Scriptural Testimony
Scripture bears out this reality through its affirmation that God is neither a mortal nor a human body. In the first case, Hosea 11:9 reads, “for I am God and not a man, the Holy One in your midst, and I will not come in wrath.” Elsewhere, Scripture says, “God is not man, that he should lie, or a son of man, that he should change his mind” (Num 23:19). “And also,” Samuel records, “the Glory of Israel will not lie or have regret, for he is not a man, that he should have regret” (1 sam 15:29)
Scripture distinguishes God and man. They differ. Certainly, they differ in their moral quality from one another. But there is a more fundamental difference between the two. God has no body, no corporeal form. He is invisible, incorporeal, or simply Spirit. In Exodus 3, for example, God reveals himself in the fire. He again revealed himself in the fire on Sinai in Exodus 20.
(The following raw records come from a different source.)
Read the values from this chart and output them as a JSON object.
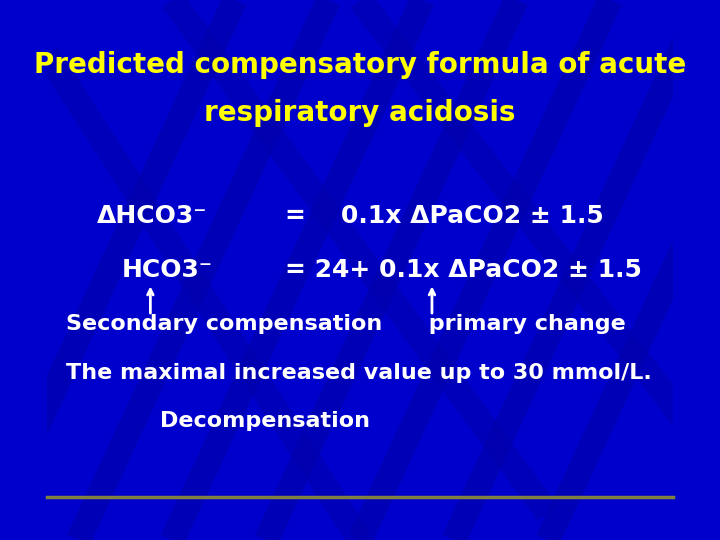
{
  "title_line1": "Predicted compensatory formula of acute",
  "title_line2": "respiratory acidosis",
  "title_color": "#FFFF00",
  "bg_color": "#0000CC",
  "text_color": "#FFFFFF",
  "line1_left": "ΔHCO3⁻",
  "line1_right": "=    0.1x ΔPaCO2 ± 1.5",
  "line2_left": "HCO3⁻",
  "line2_right": "= 24+ 0.1x ΔPaCO2 ± 1.5",
  "line3": "Secondary compensation      primary change",
  "line4": "The maximal increased value up to 30 mmol/L.",
  "line5": "Decompensation",
  "bottom_line_color": "#808040",
  "arrow_color": "#FFFFFF",
  "stripe_color": "#0000AA"
}
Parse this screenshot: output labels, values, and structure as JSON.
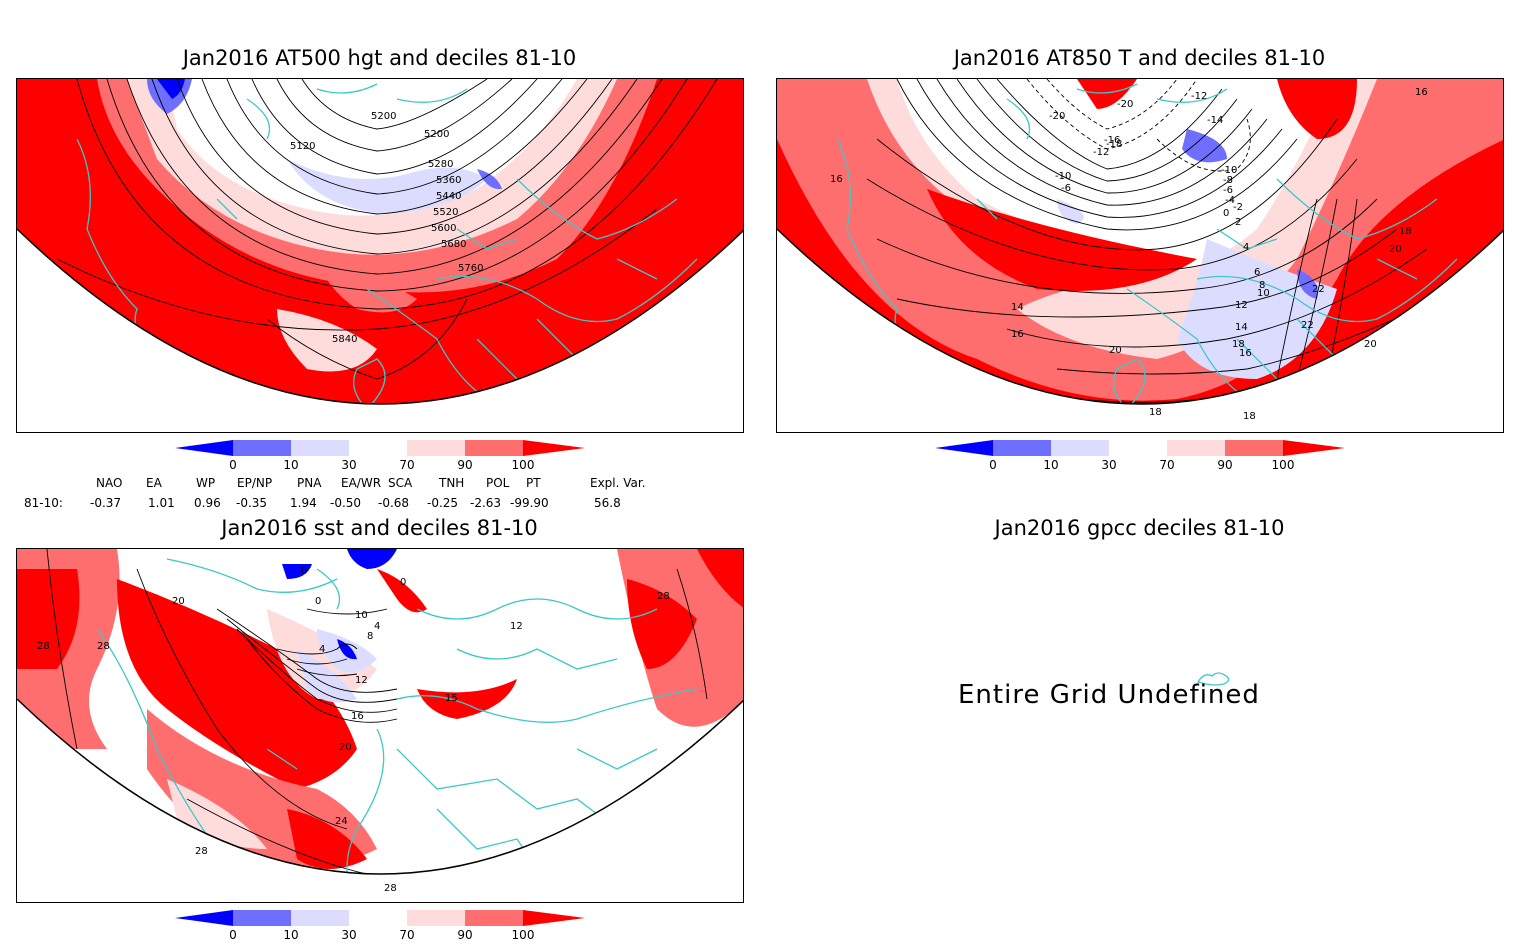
{
  "panels": {
    "hgt": {
      "title": "Jan2016 AT500 hgt and deciles 81-10",
      "contour_labels": [
        "5200",
        "5120",
        "5200",
        "5280",
        "5360",
        "5440",
        "5520",
        "5600",
        "5680",
        "5760",
        "5840"
      ]
    },
    "t850": {
      "title": "Jan2016 AT850 T and deciles 81-10",
      "contour_labels": [
        "-20",
        "-20",
        "-12",
        "-14",
        "-10",
        "-8",
        "-6",
        "-4",
        "-2",
        "0",
        "2",
        "4",
        "6",
        "8",
        "10",
        "12",
        "14",
        "16",
        "18",
        "20",
        "22",
        "22",
        "16",
        "18",
        "18",
        "20",
        "14",
        "16",
        "18",
        "20",
        "-18",
        "-16",
        "-12",
        "-10",
        "-6",
        "16"
      ]
    },
    "sst": {
      "title": "Jan2016 sst and deciles 81-10",
      "contour_labels": [
        "20",
        "28",
        "28",
        "28",
        "28",
        "0",
        "0",
        "4",
        "8",
        "12",
        "16",
        "20",
        "24",
        "28",
        "0",
        "10",
        "4",
        "12",
        "15"
      ]
    },
    "gpcc": {
      "title": "Jan2016 gpcc deciles 81-10",
      "message": "Entire Grid Undefined"
    }
  },
  "colorbar": {
    "ticks": [
      "0",
      "10",
      "30",
      "70",
      "90",
      "100"
    ],
    "colors": [
      "#0000ff",
      "#6e6eff",
      "#dcdcff",
      "#ffffff",
      "#ffdcdc",
      "#ff6e6e",
      "#ff0000"
    ]
  },
  "indices": {
    "row_label": "81-10:",
    "headers": [
      "NAO",
      "EA",
      "WP",
      "EP/NP",
      "PNA",
      "EA/WR",
      "SCA",
      "TNH",
      "POL",
      "PT",
      "Expl. Var."
    ],
    "values": [
      "-0.37",
      "1.01",
      "0.96",
      "-0.35",
      "1.94",
      "-0.50",
      "-0.68",
      "-0.25",
      "-2.63",
      "-99.90",
      "56.8"
    ]
  },
  "colors": {
    "coast": "#3cc8c8",
    "contour": "#000000"
  }
}
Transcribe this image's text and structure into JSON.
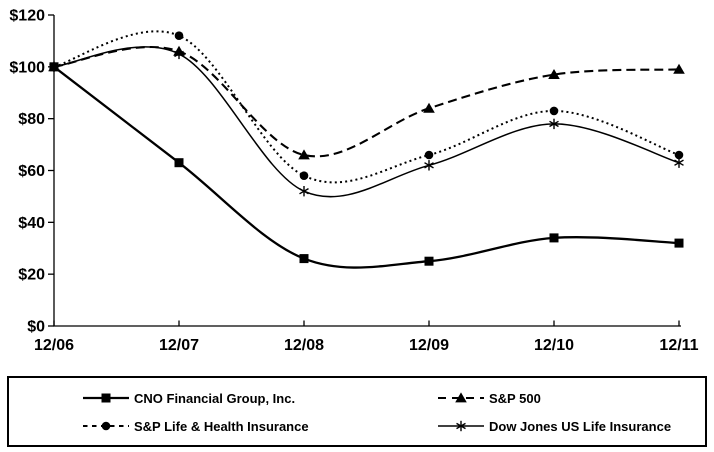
{
  "chart_data": {
    "type": "line",
    "title": "",
    "xlabel": "",
    "ylabel": "",
    "categories": [
      "12/06",
      "12/07",
      "12/08",
      "12/09",
      "12/10",
      "12/11"
    ],
    "y_tick_labels": [
      "$0",
      "$20",
      "$40",
      "$60",
      "$80",
      "$100",
      "$120"
    ],
    "ylim": [
      0,
      120
    ],
    "y_tick_step": 20,
    "grid": false,
    "line_color": "#000000",
    "background_color": "#ffffff",
    "legend_position": "bottom-box",
    "smoothed_lines": true,
    "series": [
      {
        "name": "CNO Financial Group, Inc.",
        "marker": "square",
        "line": "solid",
        "values": [
          100,
          63,
          26,
          25,
          34,
          32
        ]
      },
      {
        "name": "S&P 500",
        "marker": "triangle",
        "line": "dashed",
        "values": [
          100,
          106,
          66,
          84,
          97,
          99
        ]
      },
      {
        "name": "S&P Life & Health Insurance",
        "marker": "circle",
        "line": "dotted",
        "values": [
          100,
          112,
          58,
          66,
          83,
          66
        ]
      },
      {
        "name": "Dow Jones US Life Insurance",
        "marker": "asterisk",
        "line": "solid-thin",
        "values": [
          100,
          105,
          52,
          62,
          78,
          63
        ]
      }
    ]
  }
}
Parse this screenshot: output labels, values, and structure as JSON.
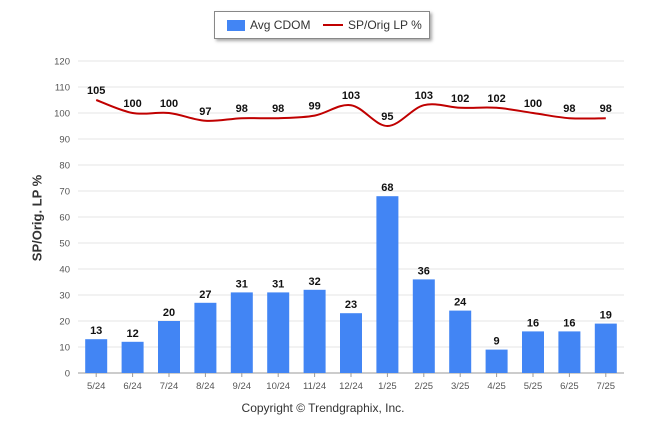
{
  "chart_data": {
    "type": "bar",
    "categories": [
      "5/24",
      "6/24",
      "7/24",
      "8/24",
      "9/24",
      "10/24",
      "11/24",
      "12/24",
      "1/25",
      "2/25",
      "3/25",
      "4/25",
      "5/25",
      "6/25",
      "7/25"
    ],
    "series": [
      {
        "name": "Avg CDOM",
        "type": "bar",
        "color": "#4285f4",
        "values": [
          13,
          12,
          20,
          27,
          31,
          31,
          32,
          23,
          68,
          36,
          24,
          9,
          16,
          16,
          19
        ]
      },
      {
        "name": "SP/Orig LP %",
        "type": "line",
        "color": "#c00000",
        "values": [
          105,
          100,
          100,
          97,
          98,
          98,
          99,
          103,
          95,
          103,
          102,
          102,
          100,
          98,
          98
        ]
      }
    ],
    "ylabel": "SP/Orig. LP %",
    "ylim": [
      0,
      120
    ],
    "yticks": [
      0,
      10,
      20,
      30,
      40,
      50,
      60,
      70,
      80,
      90,
      100,
      110,
      120
    ],
    "grid": true,
    "legend": "top-center"
  },
  "legend": {
    "bar_label": "Avg CDOM",
    "line_label": "SP/Orig LP %"
  },
  "footer": {
    "copyright": "Copyright © Trendgraphix, Inc."
  }
}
Moses explains the significance of this fiery revelation: “the Lord spoke to you out of the midst of the fire. You heard the sound of words, but saw no form; there was only a voice” (Deut 4:15). God had no form. The fire represented his presence, yet only his voice proceeded from the fire. Fire as a burning, purifying, and translucent substance provides an earthly analogue to the nature of God.
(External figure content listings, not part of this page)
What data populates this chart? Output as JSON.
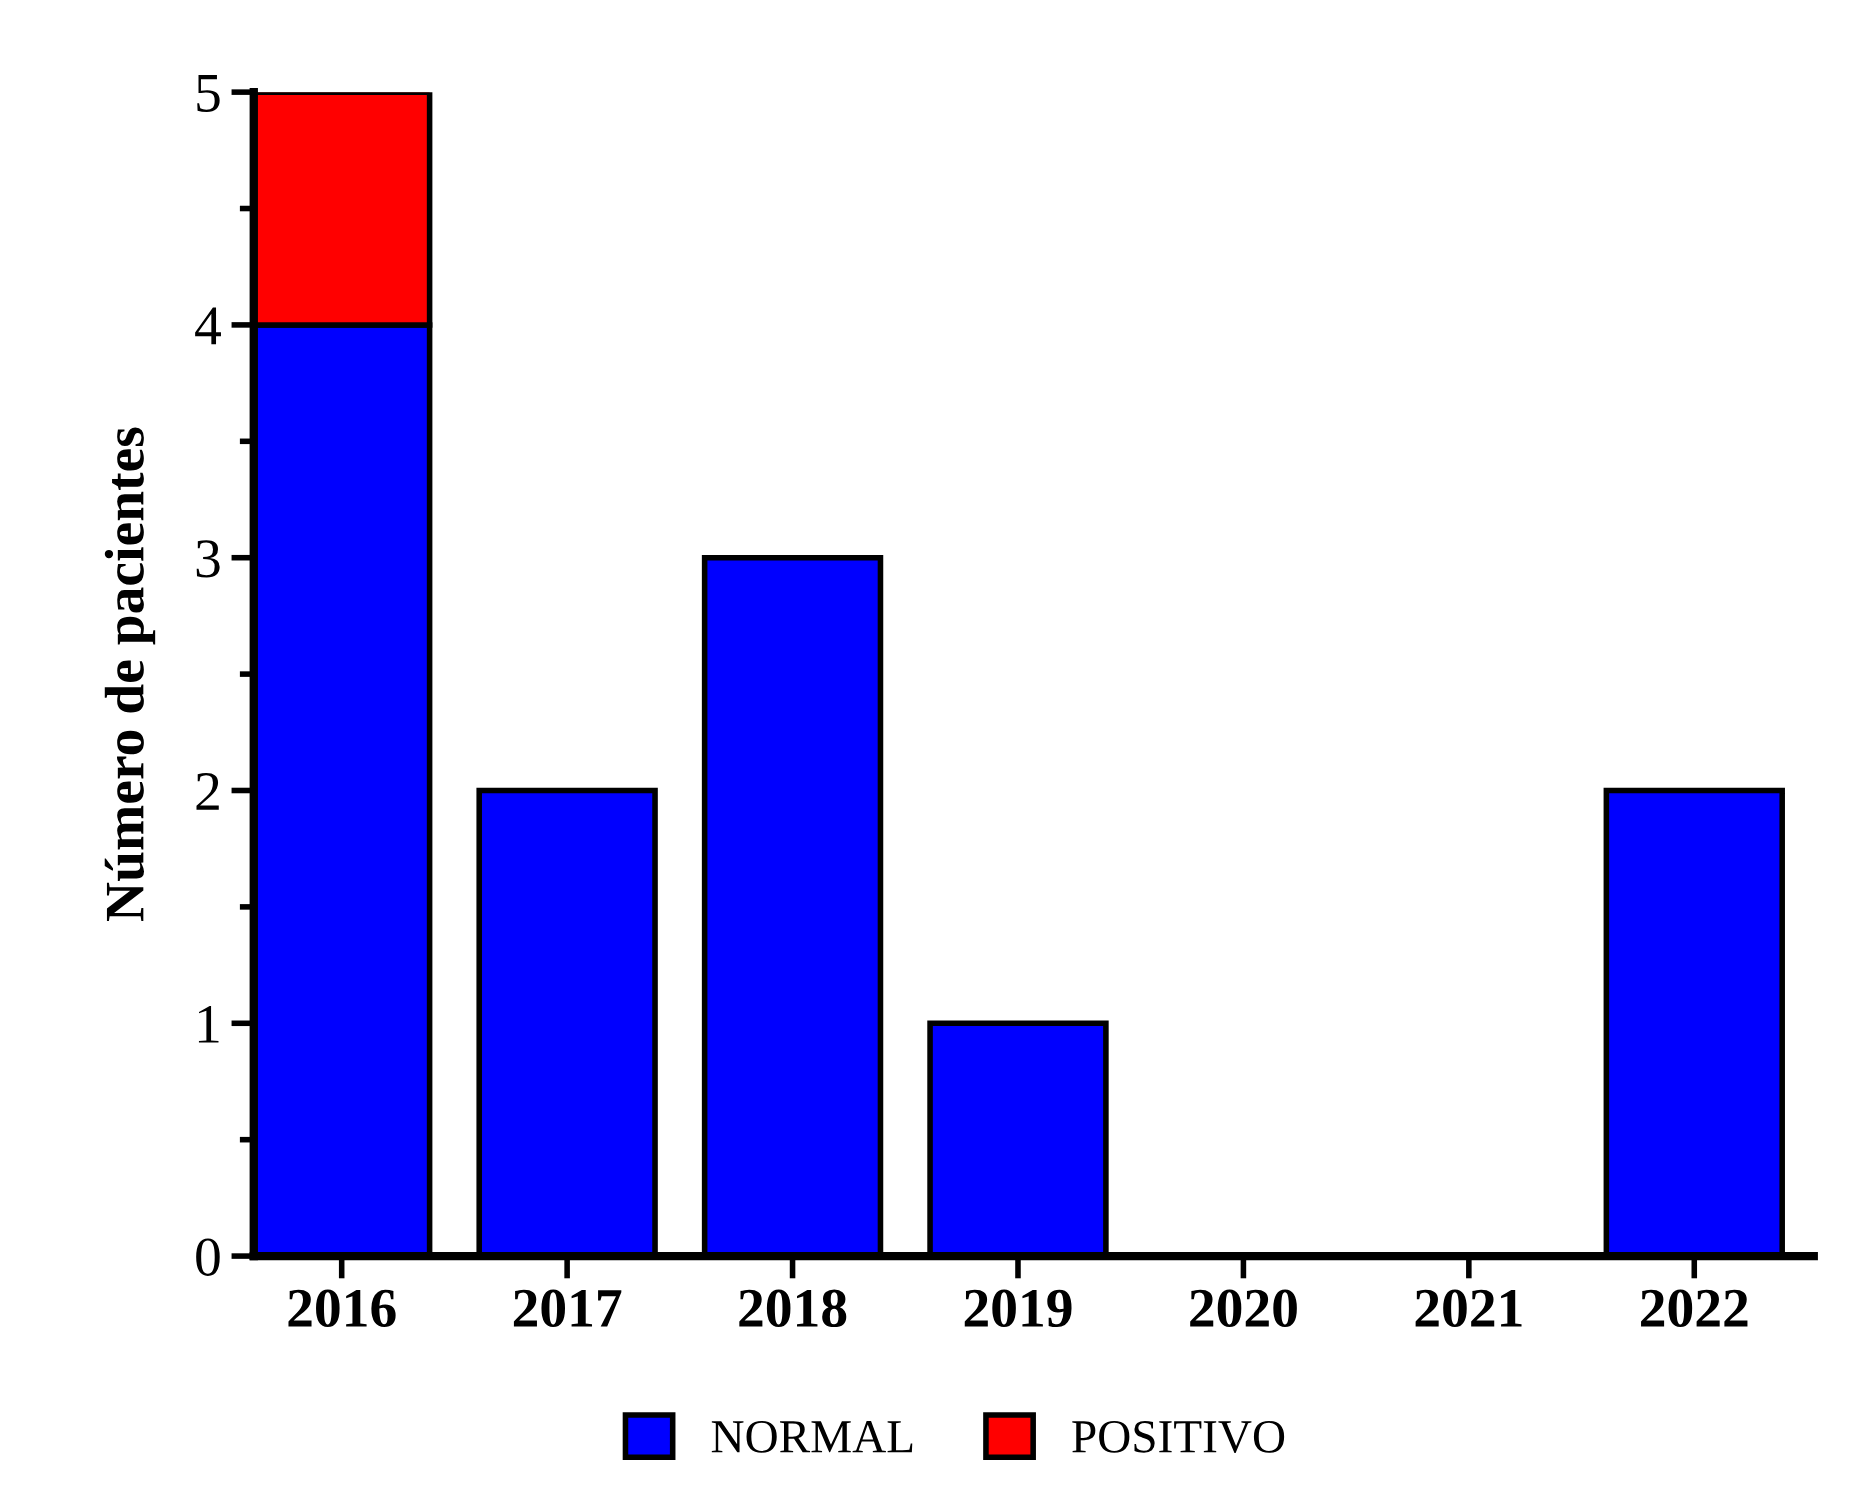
{
  "chart_data": {
    "type": "bar",
    "stacked": true,
    "ylabel": "Número de pacientes",
    "categories": [
      "2016",
      "2017",
      "2018",
      "2019",
      "2020",
      "2021",
      "2022"
    ],
    "series": [
      {
        "name": "NORMAL",
        "color": "#0000ff",
        "values": [
          4,
          2,
          3,
          1,
          0,
          0,
          2
        ]
      },
      {
        "name": "POSITIVO",
        "color": "#ff0000",
        "values": [
          1,
          0,
          0,
          0,
          0,
          0,
          0
        ]
      }
    ],
    "ylim": [
      0,
      5
    ],
    "yticks": [
      0,
      1,
      2,
      3,
      4,
      5
    ],
    "grid": false,
    "legend": "bottom"
  }
}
That God has no form seems to underlie the prohibition against making images (Deut 4:16–24). As the lawgiver says, “the LORD your God is a consuming fire, a jealous God” (Deut 4:24).
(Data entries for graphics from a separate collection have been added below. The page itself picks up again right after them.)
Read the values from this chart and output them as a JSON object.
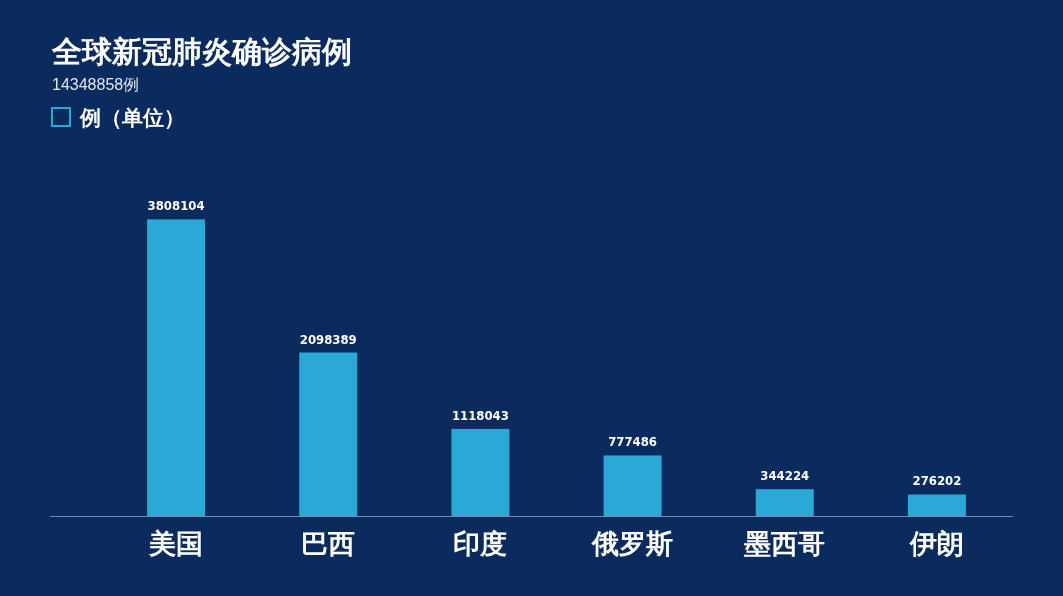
{
  "chart_data": {
    "type": "bar",
    "title": "全球新冠肺炎确诊病例",
    "subtitle": "14348858例",
    "categories": [
      "美国",
      "巴西",
      "印度",
      "俄罗斯",
      "墨西哥",
      "伊朗"
    ],
    "series": [
      {
        "name": "例（单位）",
        "color": "#2aa8d6",
        "values": [
          3808104,
          2098389,
          1118043,
          777486,
          344224,
          276202
        ]
      }
    ],
    "data_labels": true,
    "legend": "top left",
    "grid": false
  }
}
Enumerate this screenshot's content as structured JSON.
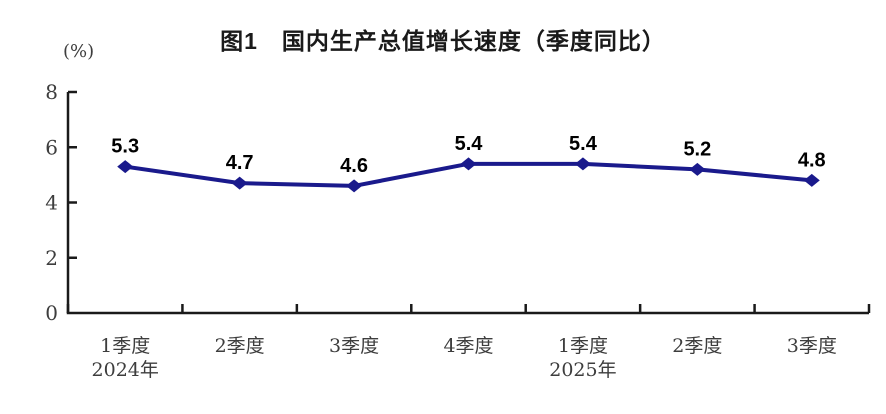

Further, that God has no form distinguishes him not just from us but also from other gods: “there is no other besides him” (Deut 4:35). Other gods look just like us or like animals. They are really representations of creation. But God alone has no form—because he is, as Jesus says, “Spirit (John 4:24) or as Paul says, “invisible” (Rom 1:20) and one “who dwells in unapproachable light, whom no one has ever seen or can see” (1 Tim 6:16).
If God has no human body, then he cannot suffer exactly like we do. He has no hand to burn on the stove, no cancer to pain his body, and no lack of sleep to exacerbate mental illness. He simply is incapable of bodily ills. Has no body after all. That affirmation grounds the reality that God is impassible—he lacks human passions that the body mediates through hunger, tiredness, hormones, and much more besides.
Anthropology
By now, it may be obvious what it means for God to impassible. It means, at a basic level, that he has no human body. Today, this notion may mean very little to us, but to make this claim 2,000 years ago meant quite a bit. It meant, in the language of Ignatius, that humans were mortal, visible, passible. He knew what it meant and so did his audience.